Security and storage synergies continue

Call me the "Chicken Little" of storage security. Two years ago I was one lonely guy hassling IT managers and large storage vendors about the lack of security in the storage infrastructure. The security-challenged storage mainstream thought I was crazy.

As 2005 comes to a close my ranting looks more sagacious than idiotic (author's note: does that make me an idiot savant?) In this year alone, NetApp bought Decru, EMC made security a part of its overall corporate strategy, and Hitachi Data System declared that its storage systems are "compliance ready." Not to be outdone by the 800 lbs. storage gorillas, Atempo, Nexsan, Maxxan, SpectraLogic, and Quantum all added cryptographic capabilities to their storage offerings.
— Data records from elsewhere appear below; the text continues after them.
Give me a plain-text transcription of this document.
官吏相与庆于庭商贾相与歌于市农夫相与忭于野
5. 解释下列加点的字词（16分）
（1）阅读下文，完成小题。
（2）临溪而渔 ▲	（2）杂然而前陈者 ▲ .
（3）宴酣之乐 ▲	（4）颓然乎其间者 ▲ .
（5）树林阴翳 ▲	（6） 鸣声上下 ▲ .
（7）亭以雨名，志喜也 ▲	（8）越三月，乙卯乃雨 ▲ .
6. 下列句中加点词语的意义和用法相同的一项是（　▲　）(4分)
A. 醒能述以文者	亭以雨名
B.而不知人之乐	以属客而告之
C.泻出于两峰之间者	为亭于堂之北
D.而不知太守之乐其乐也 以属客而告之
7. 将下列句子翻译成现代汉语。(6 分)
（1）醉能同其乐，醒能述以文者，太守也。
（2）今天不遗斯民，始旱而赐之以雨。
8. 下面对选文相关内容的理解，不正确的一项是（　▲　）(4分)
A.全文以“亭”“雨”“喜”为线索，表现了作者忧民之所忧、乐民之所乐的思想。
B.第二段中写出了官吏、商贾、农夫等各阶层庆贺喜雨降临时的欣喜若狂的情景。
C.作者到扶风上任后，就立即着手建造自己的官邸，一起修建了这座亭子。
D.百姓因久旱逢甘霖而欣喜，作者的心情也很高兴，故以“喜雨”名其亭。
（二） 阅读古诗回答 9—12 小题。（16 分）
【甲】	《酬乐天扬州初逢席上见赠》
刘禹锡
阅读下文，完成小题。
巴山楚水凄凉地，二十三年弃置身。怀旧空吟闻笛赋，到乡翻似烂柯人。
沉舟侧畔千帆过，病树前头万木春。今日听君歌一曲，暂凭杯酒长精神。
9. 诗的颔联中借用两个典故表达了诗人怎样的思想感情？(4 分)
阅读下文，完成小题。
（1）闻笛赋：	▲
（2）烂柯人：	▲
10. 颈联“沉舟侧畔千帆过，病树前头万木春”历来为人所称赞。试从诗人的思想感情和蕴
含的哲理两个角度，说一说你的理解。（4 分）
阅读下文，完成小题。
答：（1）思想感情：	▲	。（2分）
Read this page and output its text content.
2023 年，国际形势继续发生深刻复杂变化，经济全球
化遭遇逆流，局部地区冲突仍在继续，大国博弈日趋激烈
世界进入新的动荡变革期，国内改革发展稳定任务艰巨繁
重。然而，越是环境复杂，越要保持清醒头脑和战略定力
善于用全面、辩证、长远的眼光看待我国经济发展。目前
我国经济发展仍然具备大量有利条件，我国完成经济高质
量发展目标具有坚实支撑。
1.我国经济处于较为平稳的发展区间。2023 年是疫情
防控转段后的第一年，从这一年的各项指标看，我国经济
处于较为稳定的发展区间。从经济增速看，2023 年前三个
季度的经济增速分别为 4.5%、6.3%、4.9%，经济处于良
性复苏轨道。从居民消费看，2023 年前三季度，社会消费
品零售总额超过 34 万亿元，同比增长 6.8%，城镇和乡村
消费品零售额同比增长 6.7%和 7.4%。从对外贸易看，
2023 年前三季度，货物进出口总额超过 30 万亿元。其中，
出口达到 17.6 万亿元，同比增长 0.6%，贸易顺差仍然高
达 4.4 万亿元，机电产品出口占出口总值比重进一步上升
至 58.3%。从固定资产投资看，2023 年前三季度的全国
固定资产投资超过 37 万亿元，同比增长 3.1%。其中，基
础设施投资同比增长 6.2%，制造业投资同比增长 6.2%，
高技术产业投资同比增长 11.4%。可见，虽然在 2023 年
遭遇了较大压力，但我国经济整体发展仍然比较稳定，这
What's next? ESG believes that by the end of 2006, security will simply be baked into nearly every storage technology. This will take storage security beyond familiar encryption to new areas like role-based access control, strong authentication, and key management. By the end of the year, storage folks will have a whole new set of acronyms and security knowledge.

Next year will also have a bizarro world quality - not only will security move into the storage realm but storage will move into the security domain. Why? Large organizations are now collecting, storing, and analyzing mountains of security data for trend analysis and compliance purposes. This requires a new type of security management engine that is more OLAP than OPTP. On the back-end, terabytes of storage logs needs the horsepower and functionality of enterprise-class storage systems instead of local server disks. The recent SenSage/EMC Centera announcement was a sign of things to come.

Does this mean that 2006 will ring in the dawn of storage security Aquarius? Nope. We security folks are far too cynical to go that far. These trends are a good start but between user apathy and ever-nastier attack vectors, 2006 will be quite ugly. More on that soon.